Moreover, trying to bar Trump from holding future office under the 14th Amendment – originally used to disenfranchise Confederates after the Civil War – is “irrelevant” because it is conditioned on his removal from office, which cannot happen for the simple reason Trump isn’t in office any more, the lawyers said.

They also argued it would amount to a Bill of Attainder, explicitly prohibited under Article 1, Section 9 of the Constitution. It is the same article Democrats have invoked to accuse Trump of accepting foreign “emoluments” during his presidency, which was thrown out as moot by the Supreme Court last week.

Denying any wrongdoing alleged in the eight “averments,” the lawyers also challenged the fact that the House Democrats improperly crammed multiple charges into a single article, and deprived Trump of his due process rights by holding no hearings or giving him an opportunity to respond.

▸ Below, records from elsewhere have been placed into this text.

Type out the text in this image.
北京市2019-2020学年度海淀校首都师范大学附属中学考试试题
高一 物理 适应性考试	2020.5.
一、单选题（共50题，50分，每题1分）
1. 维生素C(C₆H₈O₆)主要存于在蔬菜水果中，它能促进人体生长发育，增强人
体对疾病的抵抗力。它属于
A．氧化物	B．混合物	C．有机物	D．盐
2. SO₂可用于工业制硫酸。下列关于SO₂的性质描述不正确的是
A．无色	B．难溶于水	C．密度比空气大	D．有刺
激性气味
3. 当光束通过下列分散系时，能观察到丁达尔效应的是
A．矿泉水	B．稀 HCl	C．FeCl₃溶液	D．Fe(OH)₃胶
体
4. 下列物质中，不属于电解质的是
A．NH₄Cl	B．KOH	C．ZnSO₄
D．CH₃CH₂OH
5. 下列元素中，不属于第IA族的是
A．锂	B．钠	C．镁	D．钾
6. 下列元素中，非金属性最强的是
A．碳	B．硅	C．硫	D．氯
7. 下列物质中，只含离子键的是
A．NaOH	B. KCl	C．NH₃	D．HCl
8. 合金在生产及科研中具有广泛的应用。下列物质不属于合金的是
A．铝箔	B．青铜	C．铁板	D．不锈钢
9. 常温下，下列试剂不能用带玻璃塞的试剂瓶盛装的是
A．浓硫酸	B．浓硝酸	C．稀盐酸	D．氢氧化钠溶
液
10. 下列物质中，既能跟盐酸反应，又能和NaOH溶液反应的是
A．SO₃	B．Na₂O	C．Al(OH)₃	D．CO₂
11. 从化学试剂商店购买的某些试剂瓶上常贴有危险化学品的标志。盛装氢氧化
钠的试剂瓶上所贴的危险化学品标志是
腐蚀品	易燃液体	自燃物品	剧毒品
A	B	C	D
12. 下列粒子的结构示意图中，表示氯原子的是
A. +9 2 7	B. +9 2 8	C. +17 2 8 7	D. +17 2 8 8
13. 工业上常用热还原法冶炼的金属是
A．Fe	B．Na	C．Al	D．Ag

Democrats have accused Trump of “inciting insurrection” by claiming there were irregularities with the 2020 election and telling protesters outside the White House on January 6 to “fight like hell.” The impeachment claims this directly led to the unrest at the Capitol, when protesters disrupted the joint session of Congress. 

Denying the charge, Trump also said the US Constitution and Bill of Rights “specifically and intentionally protect unpopular speech from government retaliation.” 

If the First Amendment protected only speech the government deemed popular in current American culture, it would be no protection at all.

Trump’s lawyers also pointed out that the chief justice of the Supreme Court will not preside over the Senate trial as is custom, but that a Democrat senator – who will also be a juror – will do so, in a breach of all norms and precedents. The Senate should throw out the impeachment as moot, and if not, acquit Trump on merits, the lawyers concluded.

While ten Republicans voted with the Democrats to impeach Trump on January 13 – and four abstained – it would take a two-thirds majority in the Senate to actually convict him. Though the vote on the constitutionality of the process forced by Sen. Rand Paul (R-Kentucky) last month failed, it showed only five Republicans were willing to cross the aisle on the issue, suggesting that the Senate is unlikely to have the votes to convict.

Trump is the only US president to be impeached twice. The Democrat-dominated House impeached him the first time in December 2019, for alleged “abuse of power and obstruction of Congress” regarding a phone call with the president of Ukraine. The Senate acquitted him in January 2020, in a vote mostly along partisan lines. Sen. Mitt Romney (R-Utah) joined the Democrats in voting yes on one of the articles, becoming the only senator in US history to vote for the impeachment conviction of a president of his own party.